Hoy en día destinan sus ínfimos ingresos a comprar comida barata, a la educación de sus hijos y a pagar deudas. Tras eso, no le queda ni las vueltas en la cartera. “Y aún soy afortunada, porque el colegio que es dueño de este lote decidió que nos quedemos aquí. Ellos son muy comunitarios y en la medida que pueden nos ayudan con los niños”.
Compartiendo una luz
Renacer II es una de las poblaciones colombianas que permanecen a oscuras todo el tiempo. Según datos del Instituto de Planificación y Promoción de Soluciones Energéticas para las Zonas no Interconectadas (Ipse), hay 1.710 localidades rurales en Colombia en donde se calcula que 128.587 personas solo acceden al servicio entre cuatro y doce horas al día.

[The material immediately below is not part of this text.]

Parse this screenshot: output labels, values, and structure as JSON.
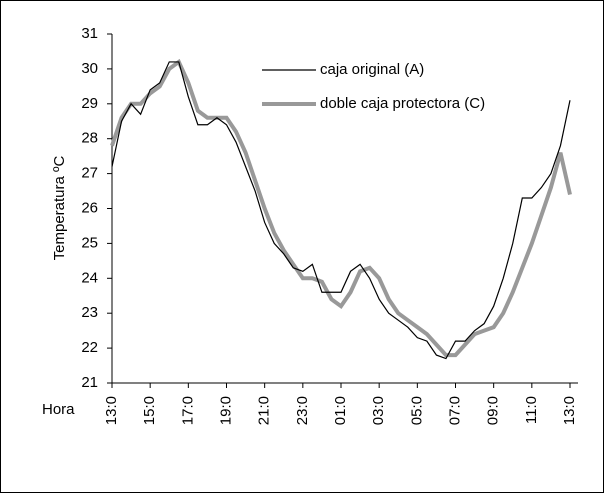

Si bien departamentos como La Guajira, en el norte de Colombia, tienen los más altos potenciales para la generación de energía eólica y solar del país, sus comunidades wayúu y población migrante que lo habitan viven en la miseria absoluta, sin posibilidades de encender siquiera una lámpara para iluminarse en las noches.
Ante esta realidad, en alianza con Recon, TIKA y Aldeas Infantiles, hicimos la entrega de lámparas que hacen uso de energía solar para iluminar con linternas, reflectores, bombillos y cargar teléfonos. Para las familias beneficiadas esto no representa un gasto. Al contrario, ahora el dinero que empleaban para adquirir velas, lámparas de queroseno u otros sistemas de iluminación, podrá ser destinada a otras actividades que mejoren su comodidad y calidad de vida.
“Estamos muy agradecidos por estas lámparas. Ya era tiempo de hacer gestiones, de traernos un poco de energía eléctrica, no puede ser que en pleno siglo XXI haya familias que vivamos en estas condiciones”, denuncia Karinei. A pesar de que su vivienda está localizada entre grandes obras de infraestructura con las cuales se genera la energía con la que se mueven industrias y ciudades, esta no cuenta con un mínimo de electricidad para salir de las tinieblas. “Ahora vamos a tener como iluminar en las noches, los niños van a poder hacer las tareas, yo voy a poder cargar el teléfono y no me tocará caminar para cargarlo donde los vecinos. Estas soluciones serán un gran avance para nosotros”, finaliza.